Question

How do you solve $\left( {3x - 4} \right)\left( {3x - 5} \right)$?

Answer 1

Hint: We have multiplication of two polynomials that are $\left( {3x - 4} \right)$ and $\left( {3x - 5} \right)$. Both the polynomials have degree one and have two terms each. Hence, both polynomials are called binomials and linear polynomials. To multiply polynomials, first multiply each term in one polynomial by each term in the other polynomial using distributive law. Then, simplify the resulting polynomial by adding or subtracting the like terms.

Complete step-by-step answer:
Given, $\left( {3x - 4} \right)\left( {3x - 5} \right)$.
In the first polynomial, we have two terms and in the second polynomial also we have two terms.
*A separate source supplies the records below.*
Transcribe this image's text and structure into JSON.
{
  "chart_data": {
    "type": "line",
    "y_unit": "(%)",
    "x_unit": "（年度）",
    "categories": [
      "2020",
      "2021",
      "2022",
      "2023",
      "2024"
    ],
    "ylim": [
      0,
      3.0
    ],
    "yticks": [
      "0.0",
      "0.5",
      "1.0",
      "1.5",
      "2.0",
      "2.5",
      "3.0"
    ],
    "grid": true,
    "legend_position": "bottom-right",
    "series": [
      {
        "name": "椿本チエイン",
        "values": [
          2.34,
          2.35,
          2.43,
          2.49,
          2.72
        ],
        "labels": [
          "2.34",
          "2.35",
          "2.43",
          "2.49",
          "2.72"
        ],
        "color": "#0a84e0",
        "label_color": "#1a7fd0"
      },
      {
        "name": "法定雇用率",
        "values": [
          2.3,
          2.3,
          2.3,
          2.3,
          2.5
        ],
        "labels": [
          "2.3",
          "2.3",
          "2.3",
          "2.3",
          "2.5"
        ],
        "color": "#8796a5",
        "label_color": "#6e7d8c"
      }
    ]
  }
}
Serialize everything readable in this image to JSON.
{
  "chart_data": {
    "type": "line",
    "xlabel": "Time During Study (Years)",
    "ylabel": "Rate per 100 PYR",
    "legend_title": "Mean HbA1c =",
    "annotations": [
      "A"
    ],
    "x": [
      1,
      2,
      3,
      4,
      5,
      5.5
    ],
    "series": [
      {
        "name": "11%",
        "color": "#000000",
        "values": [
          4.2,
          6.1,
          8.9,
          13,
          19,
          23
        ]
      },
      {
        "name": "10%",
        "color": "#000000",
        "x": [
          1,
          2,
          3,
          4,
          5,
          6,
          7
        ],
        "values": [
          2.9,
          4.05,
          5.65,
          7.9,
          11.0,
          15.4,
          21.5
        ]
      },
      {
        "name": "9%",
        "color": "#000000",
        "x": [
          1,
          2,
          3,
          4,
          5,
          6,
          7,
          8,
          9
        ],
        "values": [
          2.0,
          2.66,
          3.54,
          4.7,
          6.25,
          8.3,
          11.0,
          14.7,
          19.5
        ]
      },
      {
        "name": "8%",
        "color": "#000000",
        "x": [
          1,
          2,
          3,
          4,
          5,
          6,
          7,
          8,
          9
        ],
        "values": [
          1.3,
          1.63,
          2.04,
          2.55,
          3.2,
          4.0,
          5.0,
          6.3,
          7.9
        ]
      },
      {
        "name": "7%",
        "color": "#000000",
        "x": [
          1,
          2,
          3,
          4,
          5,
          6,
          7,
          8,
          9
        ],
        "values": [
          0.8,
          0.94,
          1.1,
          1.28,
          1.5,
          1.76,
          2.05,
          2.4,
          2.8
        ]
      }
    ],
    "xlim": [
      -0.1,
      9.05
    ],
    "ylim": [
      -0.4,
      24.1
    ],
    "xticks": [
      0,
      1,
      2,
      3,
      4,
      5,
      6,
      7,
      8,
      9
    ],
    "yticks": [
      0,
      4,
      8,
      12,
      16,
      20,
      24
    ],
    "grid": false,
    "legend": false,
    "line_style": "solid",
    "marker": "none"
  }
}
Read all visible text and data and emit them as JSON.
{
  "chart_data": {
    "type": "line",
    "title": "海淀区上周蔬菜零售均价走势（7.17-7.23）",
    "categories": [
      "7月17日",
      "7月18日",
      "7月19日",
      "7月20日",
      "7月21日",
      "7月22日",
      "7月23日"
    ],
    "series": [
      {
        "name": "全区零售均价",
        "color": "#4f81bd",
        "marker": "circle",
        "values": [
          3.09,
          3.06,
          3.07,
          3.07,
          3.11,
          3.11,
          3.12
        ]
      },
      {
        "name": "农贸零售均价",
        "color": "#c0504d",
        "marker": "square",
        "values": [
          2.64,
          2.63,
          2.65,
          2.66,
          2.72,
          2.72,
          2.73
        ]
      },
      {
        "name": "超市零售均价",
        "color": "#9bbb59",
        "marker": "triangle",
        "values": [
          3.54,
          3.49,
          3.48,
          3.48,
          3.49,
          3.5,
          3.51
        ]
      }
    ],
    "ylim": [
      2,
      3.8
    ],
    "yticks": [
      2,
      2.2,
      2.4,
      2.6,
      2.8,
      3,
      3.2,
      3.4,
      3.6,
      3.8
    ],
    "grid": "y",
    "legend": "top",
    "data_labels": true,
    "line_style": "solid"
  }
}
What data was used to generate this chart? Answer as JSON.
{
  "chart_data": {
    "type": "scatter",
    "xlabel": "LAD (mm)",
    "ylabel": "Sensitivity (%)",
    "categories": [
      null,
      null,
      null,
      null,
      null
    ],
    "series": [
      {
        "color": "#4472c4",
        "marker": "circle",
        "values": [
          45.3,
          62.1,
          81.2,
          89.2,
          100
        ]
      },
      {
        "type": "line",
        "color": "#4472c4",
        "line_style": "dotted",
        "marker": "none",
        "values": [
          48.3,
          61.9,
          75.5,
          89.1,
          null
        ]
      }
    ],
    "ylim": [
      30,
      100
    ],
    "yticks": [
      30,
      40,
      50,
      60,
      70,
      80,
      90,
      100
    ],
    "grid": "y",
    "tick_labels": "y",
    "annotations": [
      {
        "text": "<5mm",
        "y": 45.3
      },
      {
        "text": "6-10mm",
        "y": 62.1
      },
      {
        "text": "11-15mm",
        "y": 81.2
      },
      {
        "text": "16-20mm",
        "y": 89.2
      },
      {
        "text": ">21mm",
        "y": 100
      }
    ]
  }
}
Multiply the first term of a polynomial with second polynomial and then the second term with second polynomial, we have,
$ \Rightarrow 3x\left( {3x - 5} \right) - 4\left( {3x - 5} \right)$
Opening the brackets and multiplying, we have,
$ \Rightarrow 9{x^2} - 15x - 12x + 20$
Adding the like terms, we have,
$ \Rightarrow 9{x^2} - 27x + 20$
Thus we have, $\left( {3x - 4} \right)\left( {3x - 5} \right) = 9{x^2} - 27x + 20$.
So, the correct answer is “$ 9{x^2} - 27x + 20$”.

Note: The degree of a polynomial is the highest of the degrees of the individual term with non-zero coefficients. We have different types of polynomials based on their degree such as constant polynomial, linear polynomial, quadratic polynomial, cubic polynomial, and quartic polynomial.